Yash Gaikwad
Portfolio

  • Data Analyst with an Engineer’s precision and a Strategist’s mindset
  • SQL | Python | Power BI | Tableau
  • Mulesoft Certified Developer
Continue

Data Cleaning On Company Layoffs Dataset

(SQL)

Faced with a messy and inconsistent layoffs dataset, I replicated the raw table into a staging environment to preserve source integrity. I cleaned the data by removing exact duplicates, standardized company and country names, corrected date formats, and handled nulls by propagating values based on related rows. Through SQL queries and transformations, I normalized the dataset, prepared it for exploratory analysis, and ensured it was free from structural errors—establishing a clean foundation for further insights.

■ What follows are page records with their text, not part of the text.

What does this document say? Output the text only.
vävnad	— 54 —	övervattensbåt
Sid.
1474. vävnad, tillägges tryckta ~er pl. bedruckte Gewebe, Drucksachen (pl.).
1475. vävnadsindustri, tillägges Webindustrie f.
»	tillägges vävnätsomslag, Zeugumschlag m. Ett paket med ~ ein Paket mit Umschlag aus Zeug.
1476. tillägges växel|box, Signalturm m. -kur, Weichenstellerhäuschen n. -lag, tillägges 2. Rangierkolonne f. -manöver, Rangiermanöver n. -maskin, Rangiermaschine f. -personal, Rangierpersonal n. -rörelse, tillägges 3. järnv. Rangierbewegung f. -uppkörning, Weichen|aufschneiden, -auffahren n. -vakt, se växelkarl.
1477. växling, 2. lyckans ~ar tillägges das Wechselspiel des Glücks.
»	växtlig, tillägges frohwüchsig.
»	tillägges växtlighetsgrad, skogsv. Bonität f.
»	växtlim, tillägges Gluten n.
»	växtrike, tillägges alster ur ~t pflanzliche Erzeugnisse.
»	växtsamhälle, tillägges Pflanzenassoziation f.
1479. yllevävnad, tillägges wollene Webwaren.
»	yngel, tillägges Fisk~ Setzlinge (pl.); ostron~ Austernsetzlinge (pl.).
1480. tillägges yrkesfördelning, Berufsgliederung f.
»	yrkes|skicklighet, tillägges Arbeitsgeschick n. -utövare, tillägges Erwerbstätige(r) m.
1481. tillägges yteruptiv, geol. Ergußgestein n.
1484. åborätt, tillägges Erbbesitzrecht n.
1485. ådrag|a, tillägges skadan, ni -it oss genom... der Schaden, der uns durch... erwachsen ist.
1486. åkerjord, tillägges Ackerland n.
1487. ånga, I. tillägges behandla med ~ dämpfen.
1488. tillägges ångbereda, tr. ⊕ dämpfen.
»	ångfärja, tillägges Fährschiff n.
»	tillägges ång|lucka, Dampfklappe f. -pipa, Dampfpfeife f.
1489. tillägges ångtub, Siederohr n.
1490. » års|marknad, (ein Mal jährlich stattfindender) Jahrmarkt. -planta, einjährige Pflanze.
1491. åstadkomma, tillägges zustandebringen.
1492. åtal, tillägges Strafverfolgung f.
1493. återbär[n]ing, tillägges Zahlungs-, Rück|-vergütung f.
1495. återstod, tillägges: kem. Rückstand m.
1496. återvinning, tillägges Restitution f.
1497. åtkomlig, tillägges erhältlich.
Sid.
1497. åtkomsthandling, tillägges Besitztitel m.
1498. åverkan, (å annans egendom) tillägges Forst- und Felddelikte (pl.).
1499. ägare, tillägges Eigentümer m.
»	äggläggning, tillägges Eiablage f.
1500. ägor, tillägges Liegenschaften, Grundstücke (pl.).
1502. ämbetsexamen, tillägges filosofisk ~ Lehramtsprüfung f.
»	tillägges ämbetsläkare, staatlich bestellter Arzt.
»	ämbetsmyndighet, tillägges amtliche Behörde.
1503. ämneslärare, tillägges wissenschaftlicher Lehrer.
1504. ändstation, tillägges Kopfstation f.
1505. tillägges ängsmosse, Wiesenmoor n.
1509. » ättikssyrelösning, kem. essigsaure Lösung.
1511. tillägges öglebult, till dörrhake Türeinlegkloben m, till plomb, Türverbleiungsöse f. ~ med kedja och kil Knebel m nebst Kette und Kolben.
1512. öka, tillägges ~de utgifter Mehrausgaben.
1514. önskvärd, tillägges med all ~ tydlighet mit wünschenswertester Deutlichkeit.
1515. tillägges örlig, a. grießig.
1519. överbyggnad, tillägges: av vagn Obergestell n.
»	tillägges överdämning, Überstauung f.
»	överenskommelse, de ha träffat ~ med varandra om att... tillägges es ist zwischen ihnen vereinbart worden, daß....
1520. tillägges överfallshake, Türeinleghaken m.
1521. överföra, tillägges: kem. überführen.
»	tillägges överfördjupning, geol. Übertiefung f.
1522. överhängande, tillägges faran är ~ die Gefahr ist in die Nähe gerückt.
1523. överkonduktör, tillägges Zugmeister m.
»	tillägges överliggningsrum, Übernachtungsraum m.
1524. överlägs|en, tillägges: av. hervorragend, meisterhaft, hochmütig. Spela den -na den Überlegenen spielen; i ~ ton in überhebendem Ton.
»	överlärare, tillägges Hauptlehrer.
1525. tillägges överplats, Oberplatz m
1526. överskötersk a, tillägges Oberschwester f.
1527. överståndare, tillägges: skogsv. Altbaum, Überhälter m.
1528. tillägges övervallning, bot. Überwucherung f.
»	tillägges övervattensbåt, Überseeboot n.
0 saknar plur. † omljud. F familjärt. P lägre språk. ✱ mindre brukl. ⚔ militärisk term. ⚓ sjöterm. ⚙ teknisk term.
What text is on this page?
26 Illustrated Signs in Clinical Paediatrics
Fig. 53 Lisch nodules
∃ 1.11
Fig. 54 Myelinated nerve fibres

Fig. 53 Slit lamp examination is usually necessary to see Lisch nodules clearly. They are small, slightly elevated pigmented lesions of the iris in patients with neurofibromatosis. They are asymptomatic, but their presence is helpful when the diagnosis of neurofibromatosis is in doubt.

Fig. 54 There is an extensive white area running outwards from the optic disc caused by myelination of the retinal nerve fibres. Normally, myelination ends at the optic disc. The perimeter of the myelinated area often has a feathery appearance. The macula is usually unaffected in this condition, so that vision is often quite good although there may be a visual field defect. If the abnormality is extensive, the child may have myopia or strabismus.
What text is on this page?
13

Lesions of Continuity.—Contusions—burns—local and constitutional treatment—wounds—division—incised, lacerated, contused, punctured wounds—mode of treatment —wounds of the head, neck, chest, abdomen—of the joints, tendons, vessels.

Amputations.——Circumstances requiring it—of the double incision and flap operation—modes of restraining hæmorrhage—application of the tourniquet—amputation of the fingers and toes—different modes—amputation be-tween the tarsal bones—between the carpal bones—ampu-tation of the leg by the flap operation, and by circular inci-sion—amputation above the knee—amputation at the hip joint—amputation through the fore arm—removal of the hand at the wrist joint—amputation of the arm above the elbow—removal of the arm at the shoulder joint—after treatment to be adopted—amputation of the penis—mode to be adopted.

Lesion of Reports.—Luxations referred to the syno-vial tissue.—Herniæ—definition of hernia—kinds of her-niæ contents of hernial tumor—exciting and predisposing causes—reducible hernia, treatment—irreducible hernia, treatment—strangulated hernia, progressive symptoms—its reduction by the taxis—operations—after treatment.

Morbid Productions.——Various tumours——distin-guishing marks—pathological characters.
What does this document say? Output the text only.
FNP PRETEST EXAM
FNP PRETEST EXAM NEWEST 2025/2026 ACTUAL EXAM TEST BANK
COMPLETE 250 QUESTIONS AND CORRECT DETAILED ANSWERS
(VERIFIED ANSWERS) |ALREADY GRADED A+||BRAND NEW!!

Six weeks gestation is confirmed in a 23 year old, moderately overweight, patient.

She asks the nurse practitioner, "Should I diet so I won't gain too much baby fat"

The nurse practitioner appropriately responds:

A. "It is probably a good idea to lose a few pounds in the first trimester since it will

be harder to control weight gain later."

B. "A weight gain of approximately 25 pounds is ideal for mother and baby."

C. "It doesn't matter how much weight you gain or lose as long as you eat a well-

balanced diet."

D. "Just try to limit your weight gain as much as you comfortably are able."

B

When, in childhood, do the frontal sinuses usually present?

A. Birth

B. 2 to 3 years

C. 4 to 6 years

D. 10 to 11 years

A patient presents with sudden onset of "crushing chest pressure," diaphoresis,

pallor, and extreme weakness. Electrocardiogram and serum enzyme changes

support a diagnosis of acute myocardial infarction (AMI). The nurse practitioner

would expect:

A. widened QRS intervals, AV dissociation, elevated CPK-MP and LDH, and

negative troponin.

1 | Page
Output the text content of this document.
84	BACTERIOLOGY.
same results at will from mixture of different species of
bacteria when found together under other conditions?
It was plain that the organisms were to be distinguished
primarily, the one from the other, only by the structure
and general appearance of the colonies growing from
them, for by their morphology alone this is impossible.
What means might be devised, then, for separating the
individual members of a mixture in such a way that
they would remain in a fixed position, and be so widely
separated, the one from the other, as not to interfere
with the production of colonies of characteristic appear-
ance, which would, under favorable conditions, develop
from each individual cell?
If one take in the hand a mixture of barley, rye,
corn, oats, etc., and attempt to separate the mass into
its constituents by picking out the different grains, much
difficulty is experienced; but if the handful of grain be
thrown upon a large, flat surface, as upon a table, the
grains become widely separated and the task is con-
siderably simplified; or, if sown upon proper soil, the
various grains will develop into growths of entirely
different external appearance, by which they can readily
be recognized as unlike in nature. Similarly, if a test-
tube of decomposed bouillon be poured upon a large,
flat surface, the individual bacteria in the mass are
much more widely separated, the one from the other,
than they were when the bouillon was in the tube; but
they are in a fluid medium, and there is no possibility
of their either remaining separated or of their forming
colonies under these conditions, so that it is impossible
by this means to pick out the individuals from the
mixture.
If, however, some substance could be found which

Exploratory Data Analysis on Layoffs Dataset

(SQL)

To analyze the global wave of company layoffs, I performed comprehensive exploratory data analysis on a real-world dataset using SQL. I handled missing values, standardized fields, and created new columns like total employee count using derived logic. I then built multiple queries to uncover trends by industry, company size, and layoff stage, including yearly breakdowns and rolling monthly totals. This project highlighted my ability to turn raw HR data into strategic insights around workforce reduction patterns.

AI Research Agent

(Python, OpenAI)

I designed and implemented an AI-powered research automation agent that combines large language models with DuckDuckGo and Wikipedia to deliver structured, source-backed topic summaries. By integrating prompt engineering with schema validation using Pydantic models, I built a system that consistently produced accurate and reliable outputs across a wide range of queries. This project demonstrates how LLMs can be transformed from unstructured responders into dependable tools for knowledge retrieval, real-time decision support, and extensible research frameworks adaptable to multiple domains.

Sales Forecasting with ML

(Python, Linear Regression)

I developed a machine learning solution to forecast retail sales using over 900,000 historical records. The project involved transforming raw transactional data into a supervised learning dataset with lag features, applying stationarity techniques, and training a Linear Regression model that delivered highly precise monthly demand predictions. By visualizing the forecasts against actual sales, I uncovered seasonal patterns and post-peak slowdowns, creating a forecasting framework that highlights actionable insights for inventory planning and financial modeling in supply chain and retail environments.

Movies Data Analysis

(Python)

To understand what makes a movie successful, I conducted an in-depth analysis of a dataset covering thousands of films using Python. I cleaned, transformed, and visualized data with Pandas, Seaborn, and Matplotlib—exploring relationships between ratings, genres, budgets, and box office revenue. Through correlation analysis and custom visuals, I identified key drivers behind highly rated or financially successful movies. The results provided data-driven insights valuable for both production planning and streaming platform recommendations.

Automating Crypto Data

(Python)

Staying updated with real-time crypto metrics manually is inefficient & prone to error. I aimed to automate the collection of up-to-date crypto data from an API for analysis & reporting. I built a Python script that connects to a crypto API, extracts relevant data, transforms the JSON response using Pandas, and cleans it into an analyzable format. The data is then sorted, filtered, & exported to CSV. The solution enabled automated, real-time data pulls with zero manual effort, creating a reliable pipeline for market monitoring, trend analysis, & dashboard integration.